Il but l'eau en silence et lui rendit la chope vide. Leurs doigts se frôlèrent à nouveau, mais cette fois, il n'y avait dans ce contact ni menace, ni désir. Seulement de la fatigue.
« Merci », dit-il, et ce simple mot résonna dans le silence de la pièce de manière assourdissante.
Il ne partit pas. Il resta sur le seuil, comme s'il n'osait ni entrer ni reculer. Adeline comprit que c'était sa chance.
« Pourquoi ne m'as-tu pas livrée, Julien ? » demanda-t-elle sans détour. Cette question, lourde et tranchante comme une lame de guillotine, planait entre eux depuis cette fameuse nuit.
Il tressaillit. Il tenta de trouver une réponse digne d'un capitaine de la Garde révolutionnaire, mais n'y parvint pas.
« Je... ne sais pas », avoua-t-il honnêtement, et cet aveu lui coûta plus cher que n'importe quelle bataille. Il entra dans la pièce et s'assit sur le tabouret, comme si ses forces l'avaient abandonné. « Mon devoir m'ordonne de t'emmener à la Conciergerie. Mais... quand je t'ai vue... vivante... tout ce en quoi je croyais, toute ma légitimité, s'est transformé en mensonge. Je construisais un nouveau monde sur des os, et on me disait que c'était nécessaire. Mais les os ont soudain pris ton visage, Adeline. Je ne peux pas envoyer à la guillotine un fantôme de mon passé. »

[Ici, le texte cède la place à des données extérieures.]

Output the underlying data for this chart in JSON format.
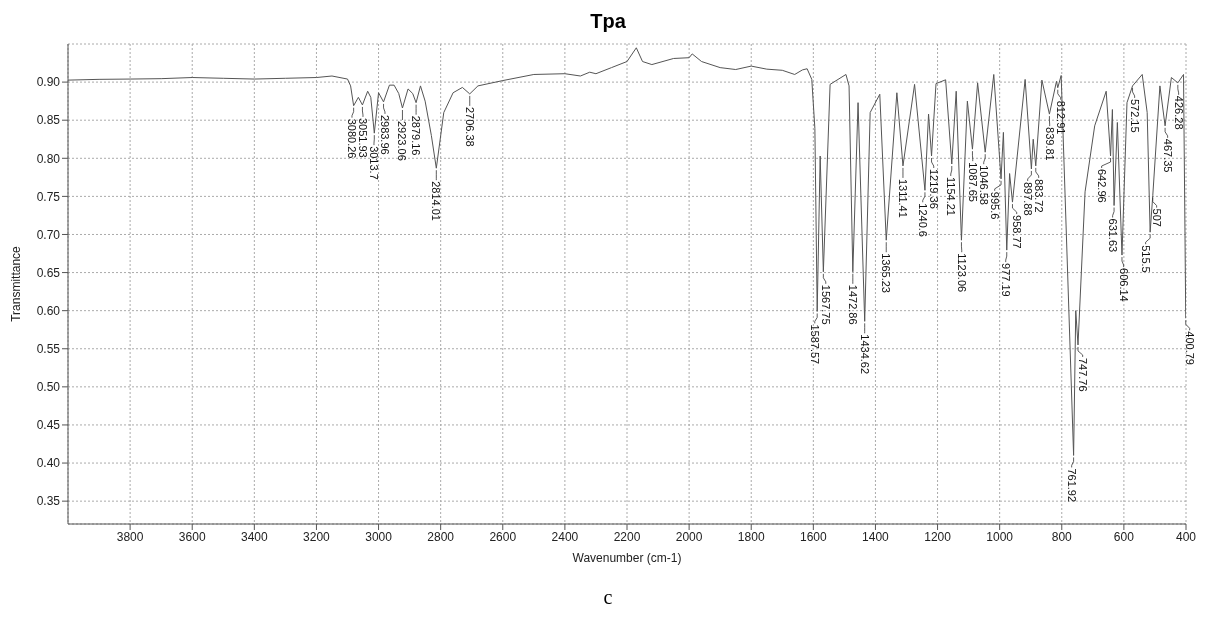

Sa franchise, son abattement la désarmaient. Elle s'attendait à des menaces, à des justifications, à n'importe quoi, mais pas à cette douleur à vif. Son armure de haine, si solide, se fissura.
« Tu crois que je faisais ça pour sauver des perruques et des titres ? » ricana-t-elle amèrement. « Les aristocrates me sont aussi répugnants que tes sans-culottes sanguinaires. »
Elle s'approcha de son bureau et ouvrit un compartiment secret dans le tiroir à peintures.
« Je le faisais par vengeance. Et je n'avais qu'un seul but. »
Elle sortit une feuille de papier et la posa sur la table devant Julien. Sur la feuille, un paraphe. Une signature. Parfaite, indiscernable de l'originale, la signature arrogante de Maximilien Robespierre.
Il la regarda, incapable d'en croire ses yeux.
« Je ne voulais pas seulement sauver des gens », dit-elle, sa voix froide comme l'acier. « Je voulais détruire celui qui est derrière tout ça. Compromettre l'Incorruptible. Contrefaire ses ordres, le monter contre ses propres alliés. Les forcer à s'entredévorer, comme ils ont dévoré ma famille. »
Julien leva les yeux vers elle. Il était stupéfait. Stupéfait non seulement par sa maîtrise, mais aussi par l'audace, par l'ampleur de son projet. Il voyait devant lui non pas une simple vengeresse. Il voyait une stratège, son égale en intelligence, en volonté et en cruauté.
« Il est fou, Julien », poursuivit-elle, voyant son hésitation. « Il voit des traîtres en quiconque n'est pas d'accord avec lui. Aujourd'hui, il a exécuté Danton, demain il viendra chercher Carnot ou Barras. Et après-demain, il viendra te chercher. Parce que tu en sais trop. Parce que tu es trop populaire dans la garde et que tu pourrais devenir une menace. »
Elle disait ce à quoi il pensait lui-même lors de ses nuits blanches – la paranoïa croissante de Robespierre, les listes secrètes qu'il compilait dans son cabinet.
« Aide-moi », dit-elle. Ce n'était pas une supplique pour être sauvée, mais une proposition d'alliance. « Aide-moi, et nous pourrons arrêter cette folie sanguinaire. Pas pour le retour des rois, mais pour la France. Cette France dont tu as peut-être rêvé un jour, quand tu n'étais encore qu'un garçon, et non un bourreau. »
Il resta longtemps silencieux, tenant entre ses mains la feuille avec la fausse signature. C'était une trahison. Une trahison de tout ce qu'il avait servi, de ce en quoi il avait cru, de ce pour quoi il avait tué. Mais c'était aussi le seul moyen de la sauver. Et peut-être, de se sauver lui-même.
Il leva lentement les yeux vers elle. Il n'y avait plus d'égarement dans son regard. Il y avait une détermination froide et mortelle.
« Que faut-il faire ? » demanda-t-il.
À cet instant, ils cessèrent d'être geôlier et prisonnière. Ils devinrent des conspirateurs.